I suspect it has to do with the incorporality of insomnia – it fails to light up their “midbrain radar" (that even migraine headaches show up on).  They can’t measure it, can’t weigh it, can’t take its temperature, can't sew it up, no idea where to put it back.  :-)

I recommend that insomniac patients make journals, day-by-day of their struggles living without Zolpidem – with or without substitutes.  30 day, 60 day, 90 day journals – will hopefully get past physicians' motivation-gates -- with the tale that insomniac patients have a deeply unhealthy condition that MUST be dealt with.
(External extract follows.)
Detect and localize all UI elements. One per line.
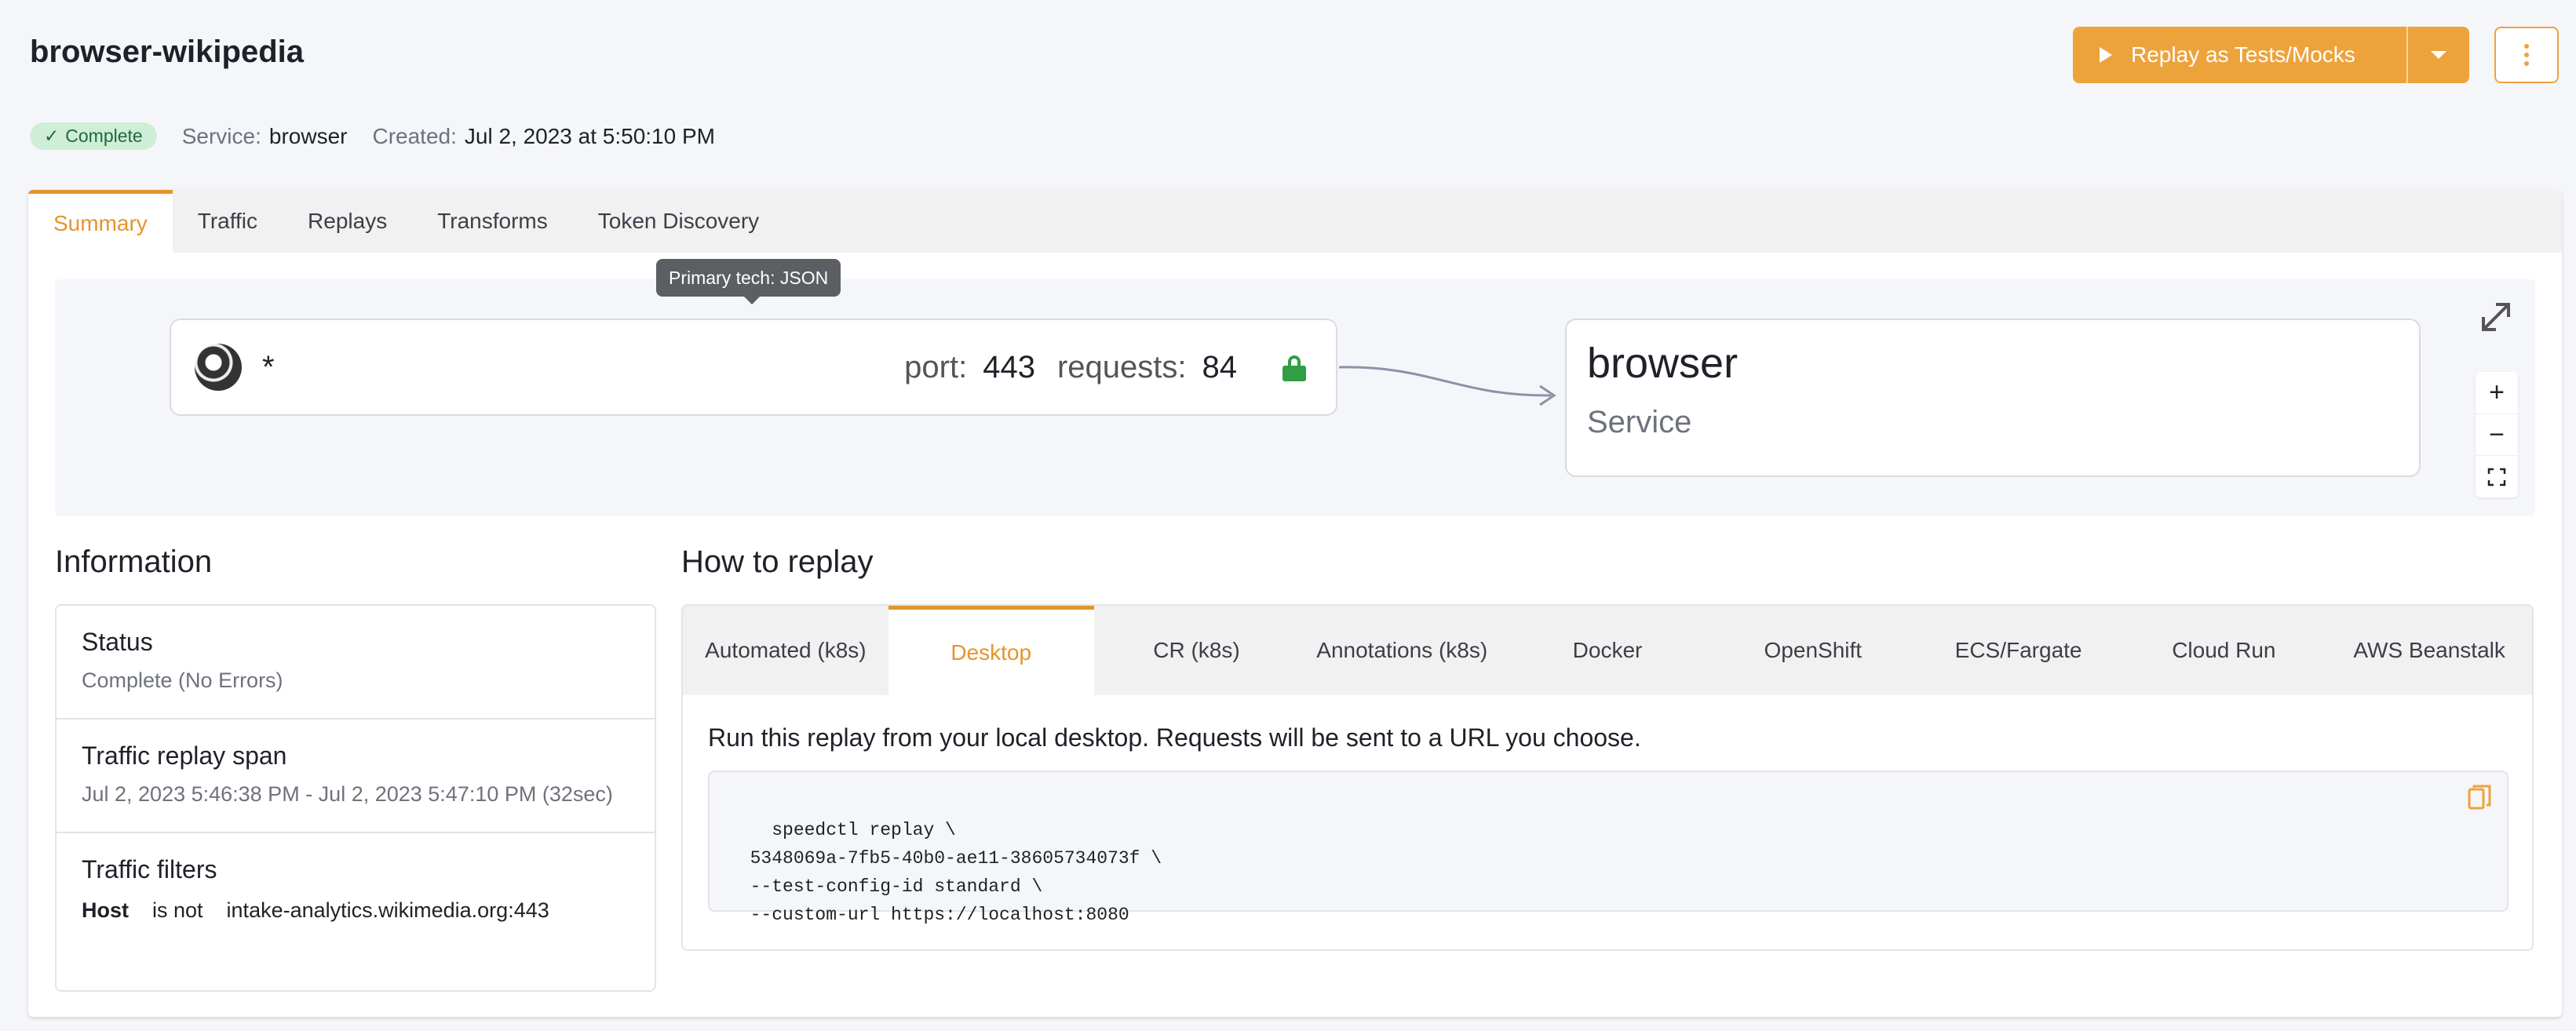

Typical trouble day: At 10:30AM, will need to drive mother downtown.  No antihistamine in the middle of the night (main effect lasts 4 hours, unsafe driving, hours longer).  Zolpidem would act for 2 hours after first 5 hours sleep (25 minute wait, 45 minutes sedated—can think if I wish to, 50 minutes more coming out of it), waking fit as a fiddle.   Couldn’t sleep -- took Trazodone, barely able to drive, barely safely.

Once we nail down patients' legally and ethically entitled choice – not to exist in an antihistamine numbness or
a permanent drug hangover or no drug at all brain fog – because the medical profession is afraid we might slip and fall – then, we can spread the word to every civil law firm in the country – and get our lives back!!!